A group of people went to the shore to save some seal pups.
Members of the OCN were doing their rounds on the shores of Pelican Point, Walvis Bay to spot and free some baby seals who were caught and tangled in stray wires and nets. Almost every day, they chase around hundreds of baby seals while determining who among them has been caught in a deadly snare. It is a tough job but they were used to it after doing it for more than five years.
The team met a seal pup who thanked them after they saved him.
Hordes of baby seal pups scuttled away from the team as they tried to chase the victims of the ghost nets. They eventually managed to catch one whose neck was entangled with a commercial fishing line.
They gently held the frightened seal pup as its friends were already far away from him. However, when the humans freed the seal pup from his miserable state, the seal pup, realizing he was out of harm, looked at them with gratitude as he slowly waddled away to his friends.
That particular seal pup was unlike the others they have saved who struggled and even bit them in the process. It was a wholesome moment for them but they knew they could not just stay there and cherish it as there are many more seals to save. They continued to do their jobs by finding more seals to free.

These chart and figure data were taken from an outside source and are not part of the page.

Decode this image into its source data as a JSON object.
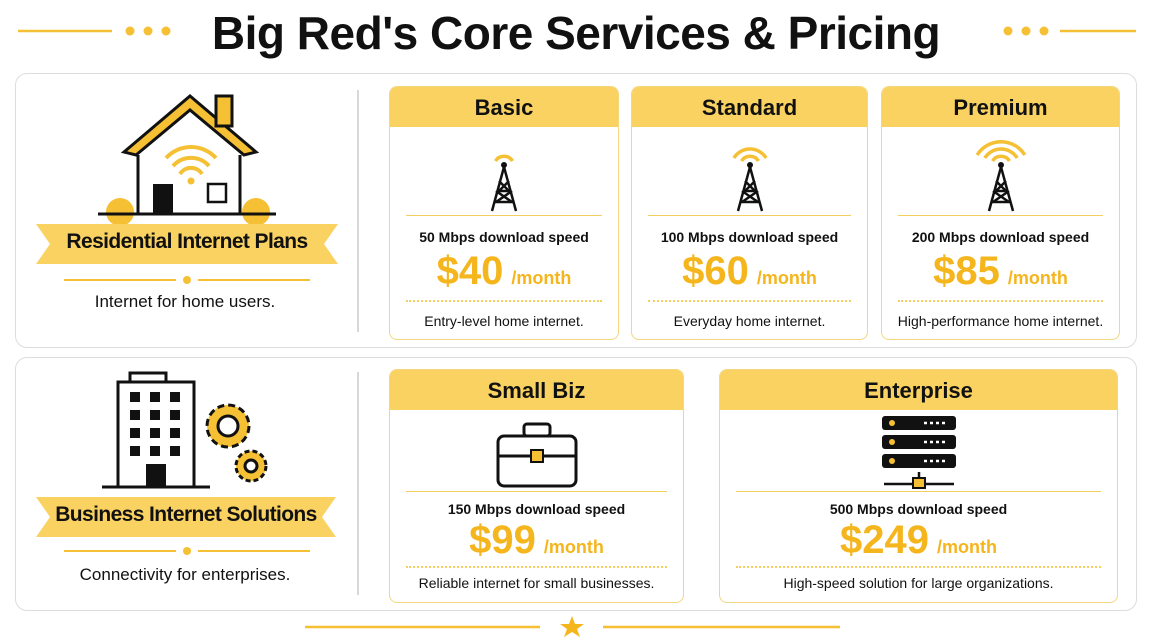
{
  "header": {
    "title": "Big Red's Core Services & Pricing"
  },
  "sections": [
    {
      "label": "Residential Internet Plans",
      "description": "Internet for home users.",
      "plans": [
        {
          "name": "Basic",
          "speed": "50 Mbps download speed",
          "price": "$40",
          "period": "/month",
          "description": "Entry-level home internet."
        },
        {
          "name": "Standard",
          "speed": "100 Mbps download speed",
          "price": "$60",
          "period": "/month",
          "description": "Everyday home internet."
        },
        {
          "name": "Premium",
          "speed": "200 Mbps download speed",
          "price": "$85",
          "period": "/month",
          "description": "High-performance home internet."
        }
      ]
    },
    {
      "label": "Business Internet Solutions",
      "description": "Connectivity for enterprises.",
      "plans": [
        {
          "name": "Small Biz",
          "speed": "150 Mbps download speed",
          "price": "$99",
          "period": "/month",
          "description": "Reliable internet for small businesses."
        },
        {
          "name": "Enterprise",
          "speed": "500 Mbps download speed",
          "price": "$249",
          "period": "/month",
          "description": "High-speed solution for large organizations."
        }
      ]
    }
  ]
}
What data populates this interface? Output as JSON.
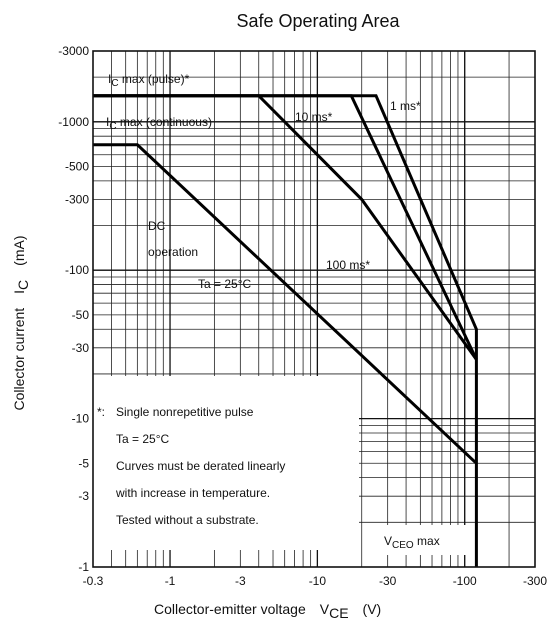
{
  "chart_data": {
    "type": "line",
    "title": "Safe Operating Area",
    "xlabel": {
      "prefix": "Collector-emitter voltage",
      "symbol": "V",
      "subscript": "CE",
      "unit": "(V)"
    },
    "ylabel": {
      "prefix": "Collector current",
      "symbol": "I",
      "subscript": "C",
      "unit": "(mA)"
    },
    "x_scale": "log",
    "y_scale": "log",
    "xlim": [
      -0.3,
      -300
    ],
    "ylim": [
      -1,
      -3000
    ],
    "x_ticks": [
      "-0.3",
      "-1",
      "-3",
      "-10",
      "-30",
      "-100",
      "-300"
    ],
    "y_ticks": [
      "-3000",
      "-1000",
      "-500",
      "-300",
      "-100",
      "-50",
      "-30",
      "-10",
      "-5",
      "-3",
      "-1"
    ],
    "grid": true,
    "series": [
      {
        "name": "1 ms*",
        "x": [
          -0.3,
          -25,
          -120,
          -120
        ],
        "y": [
          -1500,
          -1500,
          -40,
          -1
        ]
      },
      {
        "name": "10 ms*",
        "x": [
          -0.3,
          -17,
          -120
        ],
        "y": [
          -1500,
          -1500,
          -25
        ]
      },
      {
        "name": "100 ms*",
        "x": [
          -0.3,
          -4,
          -20,
          -120
        ],
        "y": [
          -1500,
          -1500,
          -300,
          -25
        ]
      },
      {
        "name": "DC operation",
        "x": [
          -0.3,
          -0.6,
          -120
        ],
        "y": [
          -700,
          -700,
          -5
        ]
      }
    ],
    "annotations": {
      "ic_pulse": {
        "prefix": "I",
        "sub": "C",
        "text": " max (pulse)*"
      },
      "ic_cont": {
        "prefix": "I",
        "sub": "C",
        "text": " max (continuous)"
      },
      "ten_ms": "10 ms*",
      "one_ms": "1 ms*",
      "dc_line1": "DC",
      "dc_line2": "operation",
      "hundred_ms": "100 ms*",
      "ta_curve": "Ta = 25°C",
      "vceo": {
        "prefix": "V",
        "sub": "CEO",
        "text": " max"
      }
    },
    "notes": {
      "marker": "*:",
      "lines": [
        "Single nonrepetitive pulse",
        "Ta = 25°C",
        "Curves must be derated linearly",
        "with increase in temperature.",
        "Tested without a substrate."
      ]
    }
  }
}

These kind humans are the seals’ heroes.
OCN currently consists of three dedicated activists and Namibian conservationists named Antoine Amory, Katja Dreyer, and Naude Dreyer, who led the group. It may not be the first time for them to witness such sweet occurrence, but it still does melt your heart seeing a seal pup you just saved looking back at you thankfully. Hopefully, OCN will continue doing this heroic job for the sake of these adorable sea mammals.